Kedai Es Sekoteng di pojok jajan Bogor Permai, Bogor
Manis, tapi nggak hot seperti wedang sekoteng yang kita kenal pada umumnya. Pada saat cuaca panas di Bogor, tempat mangkalnya, yang satu ini paling cool. Paling menggoda di antara para penggembiranya.  


Duduk menyantap aneka jajanan sambil menikmati angin semilir di bawah pohon beringin tua  yang lingkaran batang pohonnya saja butuh 9 rentangan tangan orang dewasa untuk memeluknya, adalah sebuah pengalaman tersendiri.

Lokasinya tak terlalu jauh dari stasiun kereta Bogor. Mungkin masih dalam radius 1-1,5 km saja. Titik yang hanya beberapa ratus meter dari lingkar istana Bogor ini begitu happening! Pojokan di pertemuan jalan Jenderal Sudirman-Jl. Sawo Jajar yang menempel di sisi samping bangunan resto Bogor Permai ini memang selalu meriah oleh wajah-wajah ‘kalap’ pemburu kuliner setempat maupun dari luar Bogor.  

Mau duduk di mana?
Mau yang berat atau sekedar icip-icip menu, semua seru. Pilih saja sesuai selera. Berurut mulai dari makanan gerobak dorong: ada soto, soto mie, bakso, laksa, soto Bogor, doclang (Cirebon), mie ayam, nasi timbel, dan sate ayam. Naik ke atas trotoar, ada kedai pempek palembang dan sop buah, toge goreng bu Omah, siomay Bandung dan.. Es Sekoteng sebagai "primadona", bersanding bersama toge goreng yang khas Bogor.

Awalnya mendengar kata "es sekoteng", konsep tentang sekoteng buat saya adalah berupa wedang (minuman) yang disajikan panas dengan rasa pedas jahe yang sangat dominan, dengan isi buliran pacar cina, roti tawar potong ukuran kecil, dan kacang tanah sangrai. "Sekoteng dengan es, jadinya seperti apa ya?", pertanyaan itu muncul dalam benak saya.

Bahkan prediksi saya waktu itu tentang es sekoteng ya.. wedang sekoteng yang rasa jahe itu disajikan dengan es, 100% meleset. Karena es yang satu ini tak ada unsur jahe sama sekali.

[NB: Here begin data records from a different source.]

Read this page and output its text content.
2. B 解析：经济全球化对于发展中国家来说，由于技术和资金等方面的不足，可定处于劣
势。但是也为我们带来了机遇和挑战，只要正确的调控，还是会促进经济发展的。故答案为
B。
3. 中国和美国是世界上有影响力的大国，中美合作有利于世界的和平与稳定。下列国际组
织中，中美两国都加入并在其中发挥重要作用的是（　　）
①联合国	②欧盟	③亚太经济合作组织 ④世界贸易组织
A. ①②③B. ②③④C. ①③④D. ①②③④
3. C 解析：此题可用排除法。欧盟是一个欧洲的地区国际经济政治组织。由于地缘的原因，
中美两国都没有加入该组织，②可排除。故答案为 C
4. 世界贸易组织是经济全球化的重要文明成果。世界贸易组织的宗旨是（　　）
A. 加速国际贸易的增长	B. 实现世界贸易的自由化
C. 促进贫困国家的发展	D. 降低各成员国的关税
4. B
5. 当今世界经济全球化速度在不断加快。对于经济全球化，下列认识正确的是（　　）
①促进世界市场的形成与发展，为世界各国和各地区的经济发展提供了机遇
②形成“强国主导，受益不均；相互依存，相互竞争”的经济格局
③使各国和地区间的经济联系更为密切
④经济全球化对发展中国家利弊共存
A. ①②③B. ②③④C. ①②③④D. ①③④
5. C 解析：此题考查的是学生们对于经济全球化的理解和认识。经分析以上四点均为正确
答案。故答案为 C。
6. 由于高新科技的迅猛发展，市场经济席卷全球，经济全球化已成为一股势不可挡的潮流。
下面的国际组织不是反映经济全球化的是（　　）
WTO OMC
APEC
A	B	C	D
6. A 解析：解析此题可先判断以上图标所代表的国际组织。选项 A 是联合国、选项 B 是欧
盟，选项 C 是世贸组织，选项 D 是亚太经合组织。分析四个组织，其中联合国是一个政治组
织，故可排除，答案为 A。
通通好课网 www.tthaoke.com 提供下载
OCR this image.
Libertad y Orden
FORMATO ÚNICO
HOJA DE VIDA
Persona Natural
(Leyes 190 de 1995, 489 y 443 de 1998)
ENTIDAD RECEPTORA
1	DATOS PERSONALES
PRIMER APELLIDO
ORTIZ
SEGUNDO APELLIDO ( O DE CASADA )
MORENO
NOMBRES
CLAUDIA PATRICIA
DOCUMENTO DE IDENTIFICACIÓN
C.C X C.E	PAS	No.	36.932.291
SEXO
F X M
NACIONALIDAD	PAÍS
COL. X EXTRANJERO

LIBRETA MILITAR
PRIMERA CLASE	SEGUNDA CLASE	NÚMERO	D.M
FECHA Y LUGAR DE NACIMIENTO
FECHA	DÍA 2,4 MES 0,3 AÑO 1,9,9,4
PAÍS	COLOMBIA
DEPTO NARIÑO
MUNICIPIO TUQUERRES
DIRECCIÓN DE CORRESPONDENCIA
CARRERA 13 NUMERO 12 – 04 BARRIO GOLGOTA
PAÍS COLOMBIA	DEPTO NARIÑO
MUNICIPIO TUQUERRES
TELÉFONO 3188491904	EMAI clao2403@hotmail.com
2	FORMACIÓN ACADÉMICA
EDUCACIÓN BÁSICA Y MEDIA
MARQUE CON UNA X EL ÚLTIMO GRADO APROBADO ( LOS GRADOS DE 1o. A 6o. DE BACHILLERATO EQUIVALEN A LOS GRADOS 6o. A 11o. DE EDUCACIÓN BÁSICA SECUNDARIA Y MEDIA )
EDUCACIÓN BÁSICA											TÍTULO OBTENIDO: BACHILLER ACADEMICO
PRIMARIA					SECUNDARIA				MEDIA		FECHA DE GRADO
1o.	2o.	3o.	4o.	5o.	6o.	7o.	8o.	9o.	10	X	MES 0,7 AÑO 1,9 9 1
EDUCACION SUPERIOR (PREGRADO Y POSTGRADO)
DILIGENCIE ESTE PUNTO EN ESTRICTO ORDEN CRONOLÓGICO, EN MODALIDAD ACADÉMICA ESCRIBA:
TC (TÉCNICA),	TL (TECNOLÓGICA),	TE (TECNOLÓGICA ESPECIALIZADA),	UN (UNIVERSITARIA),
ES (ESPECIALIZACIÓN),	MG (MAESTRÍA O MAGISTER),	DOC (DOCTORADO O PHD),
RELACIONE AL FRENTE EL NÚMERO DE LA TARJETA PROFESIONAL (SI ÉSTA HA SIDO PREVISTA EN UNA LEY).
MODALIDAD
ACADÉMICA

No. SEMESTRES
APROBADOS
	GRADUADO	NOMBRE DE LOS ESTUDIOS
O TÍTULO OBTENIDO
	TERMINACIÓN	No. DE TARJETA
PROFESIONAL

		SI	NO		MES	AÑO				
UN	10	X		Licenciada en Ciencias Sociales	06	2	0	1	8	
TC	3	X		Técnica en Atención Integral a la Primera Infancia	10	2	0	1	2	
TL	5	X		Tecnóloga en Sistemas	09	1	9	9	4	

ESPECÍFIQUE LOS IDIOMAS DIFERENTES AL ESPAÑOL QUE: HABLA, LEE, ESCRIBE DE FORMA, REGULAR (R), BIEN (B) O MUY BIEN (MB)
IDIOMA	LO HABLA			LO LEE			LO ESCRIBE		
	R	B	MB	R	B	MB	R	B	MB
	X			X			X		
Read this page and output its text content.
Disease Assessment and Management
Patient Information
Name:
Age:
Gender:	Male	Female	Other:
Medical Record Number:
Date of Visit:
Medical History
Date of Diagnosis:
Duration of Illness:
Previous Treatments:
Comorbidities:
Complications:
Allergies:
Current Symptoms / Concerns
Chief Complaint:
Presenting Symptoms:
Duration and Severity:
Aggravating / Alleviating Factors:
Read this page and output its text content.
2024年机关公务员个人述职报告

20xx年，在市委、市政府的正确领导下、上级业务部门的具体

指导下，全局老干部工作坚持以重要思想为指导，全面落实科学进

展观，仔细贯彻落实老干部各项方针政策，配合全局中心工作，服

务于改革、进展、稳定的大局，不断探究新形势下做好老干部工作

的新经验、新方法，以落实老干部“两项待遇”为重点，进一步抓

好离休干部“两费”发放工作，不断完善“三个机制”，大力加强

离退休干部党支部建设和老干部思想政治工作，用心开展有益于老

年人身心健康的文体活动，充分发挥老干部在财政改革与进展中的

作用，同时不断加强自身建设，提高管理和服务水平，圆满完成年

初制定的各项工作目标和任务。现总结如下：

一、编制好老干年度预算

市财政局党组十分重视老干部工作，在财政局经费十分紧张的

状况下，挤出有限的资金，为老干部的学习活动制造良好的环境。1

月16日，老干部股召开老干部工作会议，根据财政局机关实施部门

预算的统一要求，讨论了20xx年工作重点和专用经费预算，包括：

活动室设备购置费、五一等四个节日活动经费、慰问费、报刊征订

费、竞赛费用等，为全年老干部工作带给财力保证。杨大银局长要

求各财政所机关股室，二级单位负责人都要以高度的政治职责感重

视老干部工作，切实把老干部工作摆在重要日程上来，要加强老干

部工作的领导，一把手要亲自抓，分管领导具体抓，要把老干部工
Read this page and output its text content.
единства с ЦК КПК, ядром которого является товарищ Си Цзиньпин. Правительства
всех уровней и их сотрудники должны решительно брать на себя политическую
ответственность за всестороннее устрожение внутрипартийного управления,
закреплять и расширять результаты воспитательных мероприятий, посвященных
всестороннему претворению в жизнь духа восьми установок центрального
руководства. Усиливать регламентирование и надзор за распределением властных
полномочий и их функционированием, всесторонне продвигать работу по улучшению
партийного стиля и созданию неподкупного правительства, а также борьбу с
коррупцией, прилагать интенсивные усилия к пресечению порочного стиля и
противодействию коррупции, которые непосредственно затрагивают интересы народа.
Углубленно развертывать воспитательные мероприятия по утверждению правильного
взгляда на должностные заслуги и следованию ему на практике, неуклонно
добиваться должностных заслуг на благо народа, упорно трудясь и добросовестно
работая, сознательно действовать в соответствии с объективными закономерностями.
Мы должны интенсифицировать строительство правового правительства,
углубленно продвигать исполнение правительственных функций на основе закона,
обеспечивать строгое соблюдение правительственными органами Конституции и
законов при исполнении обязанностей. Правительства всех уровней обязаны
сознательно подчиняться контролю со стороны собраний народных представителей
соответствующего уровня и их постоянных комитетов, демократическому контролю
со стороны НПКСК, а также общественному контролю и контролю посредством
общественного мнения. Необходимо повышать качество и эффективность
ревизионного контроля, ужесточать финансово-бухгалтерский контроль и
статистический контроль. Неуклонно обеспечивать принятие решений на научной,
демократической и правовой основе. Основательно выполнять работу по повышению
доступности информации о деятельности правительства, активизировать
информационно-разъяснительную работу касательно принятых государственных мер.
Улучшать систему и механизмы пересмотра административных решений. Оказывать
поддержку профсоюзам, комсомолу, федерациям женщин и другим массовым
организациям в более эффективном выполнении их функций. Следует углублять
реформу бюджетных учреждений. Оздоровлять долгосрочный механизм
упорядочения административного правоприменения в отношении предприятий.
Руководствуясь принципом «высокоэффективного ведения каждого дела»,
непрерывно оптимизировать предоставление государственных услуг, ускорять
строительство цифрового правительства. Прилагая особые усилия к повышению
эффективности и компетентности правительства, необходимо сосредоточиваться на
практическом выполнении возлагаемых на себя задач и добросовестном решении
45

Es Sekoteng: bersolek dengan buliran 
pacar cina merah-delima
Semangkuk es sekoteng datang bersama segunung es serut yang di atasnya dikucuri susu krimer kental manis. Saat bongkahan es disibak, oalaaaah... ternyata komposisinya mirip es campur - yang boleh dibilang 'tak lengkap'. Hanya berupa bulir-bulir pacar cina berwarna merah delima, potongan buah alpukat dan daging kelapa muda yang ekstra lembut, plus air gula dan krimer kental manis. Akan tetapi, ketidaklengkapan ini justru tak 'mengacaukan' rasa karena isinya tak sebanyak es campur yang isinya terlalu 'sumpek'.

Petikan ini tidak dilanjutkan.